Quote: "The treatment was stopped as per the patients' wish, by the decision of the physician, tumour progression, severe side effects according to the NCIC CTCG guidelines or non‐compliance of the patient"]
Selective reporting (reporting bias) Low risk Authors presented results on all outcome measures that were pre‐specified as relevant
Search for protocol in clinical trials registers
Other bias Low risk Early termination of the study, but according to previously established criteria
Quote: "The whole study was to be stopped in case new therapeutic regimens with superior benefit of either therapy arm were published, if the interim analyses showed that the criteria for stopping the study by using the methods of Pocock (Pocock 1978) and O'Brien and Fleming (O'Brien 1979) were reached and when the number of patients recruited was clearly below the expected value."

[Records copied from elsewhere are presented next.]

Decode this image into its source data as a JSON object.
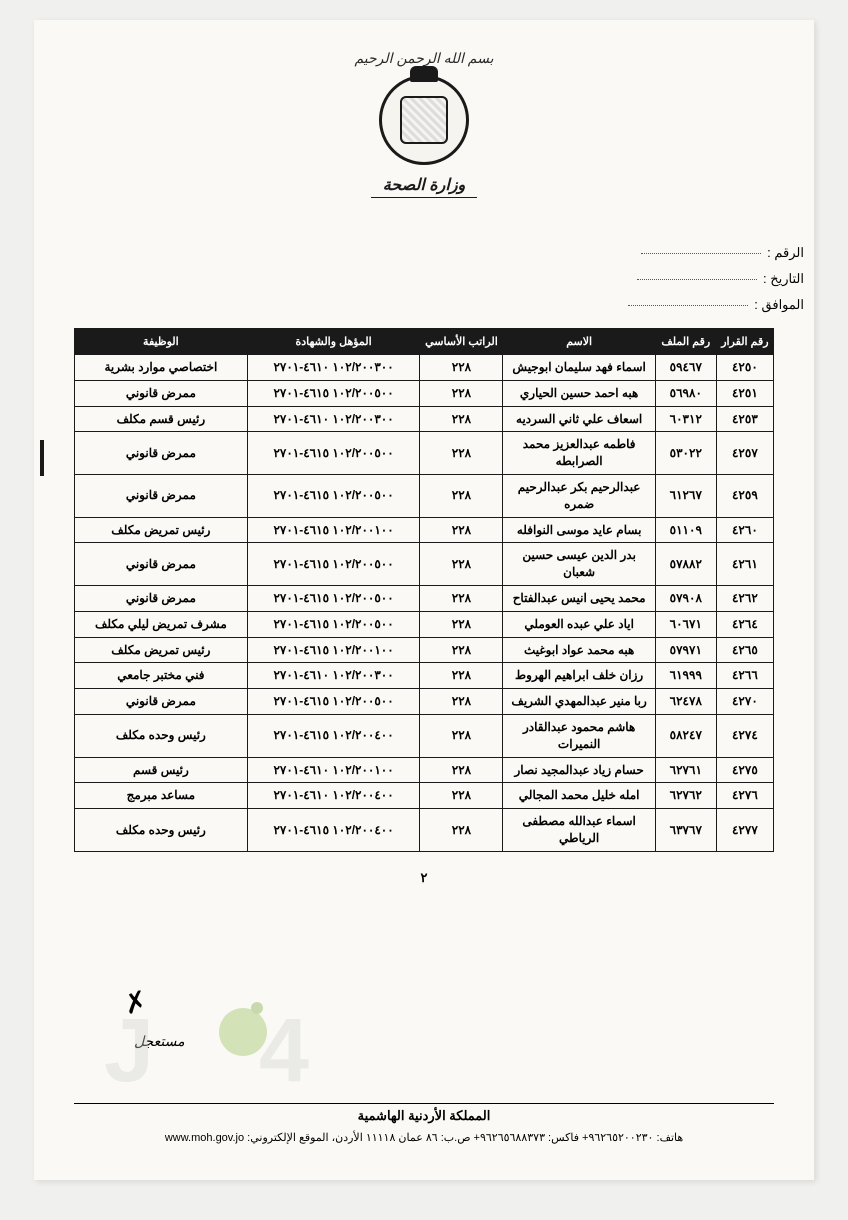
{
  "header": {
    "bismillah": "بسم الله الرحمن الرحيم",
    "ministry": "وزارة الصحة"
  },
  "meta": {
    "number_label": "الرقم",
    "date_label": "التاريخ",
    "corresponding_label": "الموافق"
  },
  "table": {
    "columns": [
      "رقم القرار",
      "رقم الملف",
      "الاسم",
      "الراتب الأساسي",
      "المؤهل والشهادة",
      "الوظيفة"
    ],
    "col_widths": [
      "52px",
      "60px",
      "150px",
      "48px",
      "170px",
      "170px"
    ],
    "rows": [
      {
        "c1": "٤٢٥٠",
        "c2": "٥٩٤٦٧",
        "c3": "اسماء فهد سليمان ابوجيش",
        "c4": "٢٢٨",
        "c5": "١٠٢/٢٠٠٣٠٠ ٤٦١٠-٢٧٠١",
        "c6": "اختصاصي موارد بشرية"
      },
      {
        "c1": "٤٢٥١",
        "c2": "٥٦٩٨٠",
        "c3": "هبه احمد حسين الحياري",
        "c4": "٢٢٨",
        "c5": "١٠٢/٢٠٠٥٠٠ ٤٦١٥-٢٧٠١",
        "c6": "ممرض قانوني"
      },
      {
        "c1": "٤٢٥٣",
        "c2": "٦٠٣١٢",
        "c3": "اسعاف علي ثاني السرديه",
        "c4": "٢٢٨",
        "c5": "١٠٢/٢٠٠٣٠٠ ٤٦١٠-٢٧٠١",
        "c6": "رئيس قسم مكلف"
      },
      {
        "c1": "٤٢٥٧",
        "c2": "٥٣٠٢٢",
        "c3": "فاطمه عبدالعزيز محمد الصرابطه",
        "c4": "٢٢٨",
        "c5": "١٠٢/٢٠٠٥٠٠ ٤٦١٥-٢٧٠١",
        "c6": "ممرض قانوني"
      },
      {
        "c1": "٤٢٥٩",
        "c2": "٦١٢٦٧",
        "c3": "عبدالرحيم بكر عبدالرحيم ضمره",
        "c4": "٢٢٨",
        "c5": "١٠٢/٢٠٠٥٠٠ ٤٦١٥-٢٧٠١",
        "c6": "ممرض قانوني"
      },
      {
        "c1": "٤٢٦٠",
        "c2": "٥١١٠٩",
        "c3": "بسام عايد موسى النوافله",
        "c4": "٢٢٨",
        "c5": "١٠٢/٢٠٠١٠٠ ٤٦١٥-٢٧٠١",
        "c6": "رئيس تمريض مكلف"
      },
      {
        "c1": "٤٢٦١",
        "c2": "٥٧٨٨٢",
        "c3": "بدر الدين عيسى حسين شعبان",
        "c4": "٢٢٨",
        "c5": "١٠٢/٢٠٠٥٠٠ ٤٦١٥-٢٧٠١",
        "c6": "ممرض قانوني"
      },
      {
        "c1": "٤٢٦٢",
        "c2": "٥٧٩٠٨",
        "c3": "محمد يحيى انيس عبدالفتاح",
        "c4": "٢٢٨",
        "c5": "١٠٢/٢٠٠٥٠٠ ٤٦١٥-٢٧٠١",
        "c6": "ممرض قانوني"
      },
      {
        "c1": "٤٢٦٤",
        "c2": "٦٠٦٧١",
        "c3": "اياد علي عبده العوملي",
        "c4": "٢٢٨",
        "c5": "١٠٢/٢٠٠٥٠٠ ٤٦١٥-٢٧٠١",
        "c6": "مشرف تمريض ليلي مكلف"
      },
      {
        "c1": "٤٢٦٥",
        "c2": "٥٧٩٧١",
        "c3": "هبه محمد عواد ابوغيث",
        "c4": "٢٢٨",
        "c5": "١٠٢/٢٠٠١٠٠ ٤٦١٥-٢٧٠١",
        "c6": "رئيس تمريض مكلف"
      },
      {
        "c1": "٤٢٦٦",
        "c2": "٦١٩٩٩",
        "c3": "رزان خلف ابراهيم الهروط",
        "c4": "٢٢٨",
        "c5": "١٠٢/٢٠٠٣٠٠ ٤٦١٠-٢٧٠١",
        "c6": "فني مختبر جامعي"
      },
      {
        "c1": "٤٢٧٠",
        "c2": "٦٢٤٧٨",
        "c3": "ربا منير عبدالمهدي الشريف",
        "c4": "٢٢٨",
        "c5": "١٠٢/٢٠٠٥٠٠ ٤٦١٥-٢٧٠١",
        "c6": "ممرض قانوني"
      },
      {
        "c1": "٤٢٧٤",
        "c2": "٥٨٢٤٧",
        "c3": "هاشم محمود عبدالقادر النميرات",
        "c4": "٢٢٨",
        "c5": "١٠٢/٢٠٠٤٠٠ ٤٦١٥-٢٧٠١",
        "c6": "رئيس وحده مكلف"
      },
      {
        "c1": "٤٢٧٥",
        "c2": "٦٢٧٦١",
        "c3": "حسام زياد عبدالمجيد نصار",
        "c4": "٢٢٨",
        "c5": "١٠٢/٢٠٠١٠٠ ٤٦١٠-٢٧٠١",
        "c6": "رئيس قسم"
      },
      {
        "c1": "٤٢٧٦",
        "c2": "٦٢٧٦٢",
        "c3": "امله خليل محمد المجالي",
        "c4": "٢٢٨",
        "c5": "١٠٢/٢٠٠٤٠٠ ٤٦١٠-٢٧٠١",
        "c6": "مساعد مبرمج"
      },
      {
        "c1": "٤٢٧٧",
        "c2": "٦٣٧٦٧",
        "c3": "اسماء عبدالله مصطفى الرياطي",
        "c4": "٢٢٨",
        "c5": "١٠٢/٢٠٠٤٠٠ ٤٦١٥-٢٧٠١",
        "c6": "رئيس وحده مكلف"
      }
    ]
  },
  "page_number": "٢",
  "stamp": "مستعجل",
  "footer": {
    "org": "المملكة الأردنية الهاشمية",
    "contact": "هاتف: ٩٦٢٦٥٢٠٠٢٣٠+ فاكس: ٩٦٢٦٥٦٨٨٣٧٣+ ص.ب: ٨٦ عمان ١١١١٨ الأردن، الموقع الإلكتروني:",
    "web": "www.moh.gov.jo"
  },
  "styling": {
    "bg": "#faf9f5",
    "border": "#1a1a1a",
    "header_bg": "#1a1a1a",
    "header_fg": "#ffffff",
    "watermark_gray": "#cfcfcf",
    "watermark_green": "#8fb94a"
  }
}
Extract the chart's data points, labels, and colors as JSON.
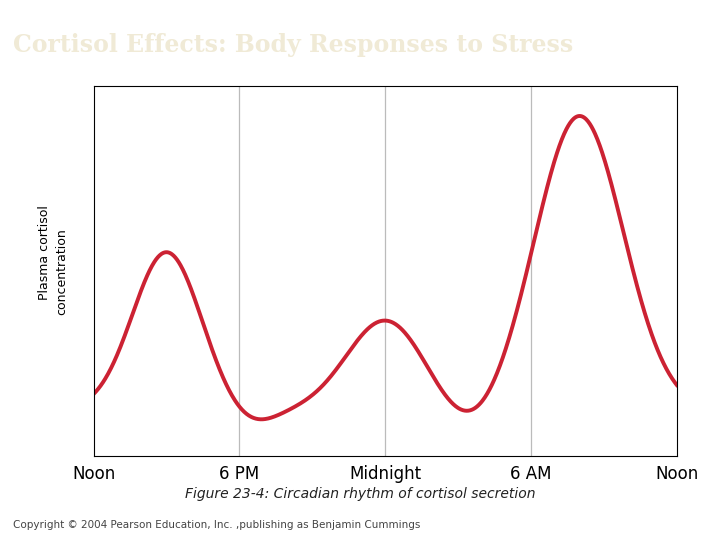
{
  "title": "Cortisol Effects: Body Responses to Stress",
  "title_bg_color": "#3a7575",
  "title_text_color": "#f0ead6",
  "figure_caption": "Figure 23-4: Circadian rhythm of cortisol secretion",
  "copyright": "Copyright © 2004 Pearson Education, Inc. ,publishing as Benjamin Cummings",
  "ylabel_line1": "Plasma cortisol",
  "ylabel_line2": "concentration",
  "x_tick_labels": [
    "Noon",
    "6 PM",
    "Midnight",
    "6 AM",
    "Noon"
  ],
  "x_tick_positions": [
    0,
    6,
    12,
    18,
    24
  ],
  "line_color": "#cc2233",
  "line_width": 2.8,
  "bg_color": "#ffffff",
  "plot_bg_color": "#ffffff",
  "grid_color": "#bbbbbb",
  "ylim": [
    0,
    1
  ],
  "xlim": [
    0,
    24
  ],
  "title_fontsize": 17,
  "caption_fontsize": 10,
  "copyright_fontsize": 7.5,
  "tick_fontsize": 12,
  "ylabel_fontsize": 9
}
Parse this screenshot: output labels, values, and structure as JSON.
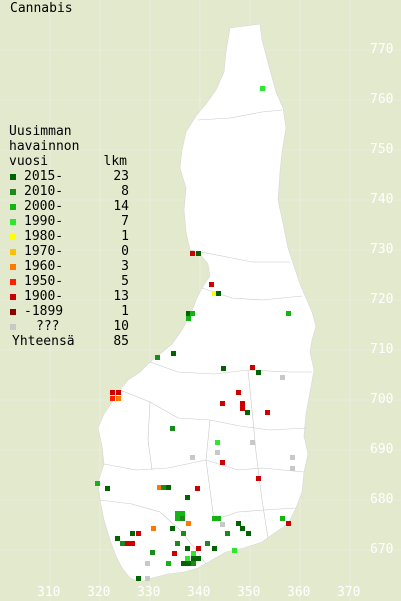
{
  "title": "Cannabis",
  "legend": {
    "heading_lines": [
      "Uusimman",
      "havainnon",
      "vuosi"
    ],
    "count_header": "lkm",
    "rows": [
      {
        "label": "2015-",
        "count": "23",
        "color": "#006400"
      },
      {
        "label": "2010-",
        "count": "8",
        "color": "#1a8a1a"
      },
      {
        "label": "2000-",
        "count": "14",
        "color": "#14b414"
      },
      {
        "label": "1990-",
        "count": "7",
        "color": "#2ee62e"
      },
      {
        "label": "1980-",
        "count": "1",
        "color": "#ffff00"
      },
      {
        "label": "1970-",
        "count": "0",
        "color": "#ffc000"
      },
      {
        "label": "1960-",
        "count": "3",
        "color": "#ff7800"
      },
      {
        "label": "1950-",
        "count": "5",
        "color": "#ff2000"
      },
      {
        "label": "1900-",
        "count": "13",
        "color": "#cc0000"
      },
      {
        "label": "-1899",
        "count": "1",
        "color": "#8b0000"
      },
      {
        "label": "???",
        "count": "10",
        "color": "#c8c8c8"
      }
    ],
    "total_label": "Yhteensä",
    "total_count": "85"
  },
  "axes": {
    "x_ticks": [
      "310",
      "320",
      "330",
      "340",
      "350",
      "360",
      "370"
    ],
    "y_ticks": [
      "770",
      "760",
      "750",
      "740",
      "730",
      "720",
      "710",
      "700",
      "690",
      "680",
      "670"
    ]
  },
  "colors": {
    "background": "#e3e9cc",
    "land": "#ffffff",
    "grid": "#e8e8e8",
    "ticks": "#ffffff"
  }
}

Quote: "until August 6, 2004, that is, after a study duration of 34 months, only 95 patients in 11 centers had been recruited, and so the interim analysis was performed at that time point. This analysis did not show any benefit of chemoradiotherapy with regard to OS and thus, on the basis of the slow recruitment and the result of the interim analysis, a continuation of the study did no longer appear reasonable. The results described here represent the final analysis, in which 96 patients were included."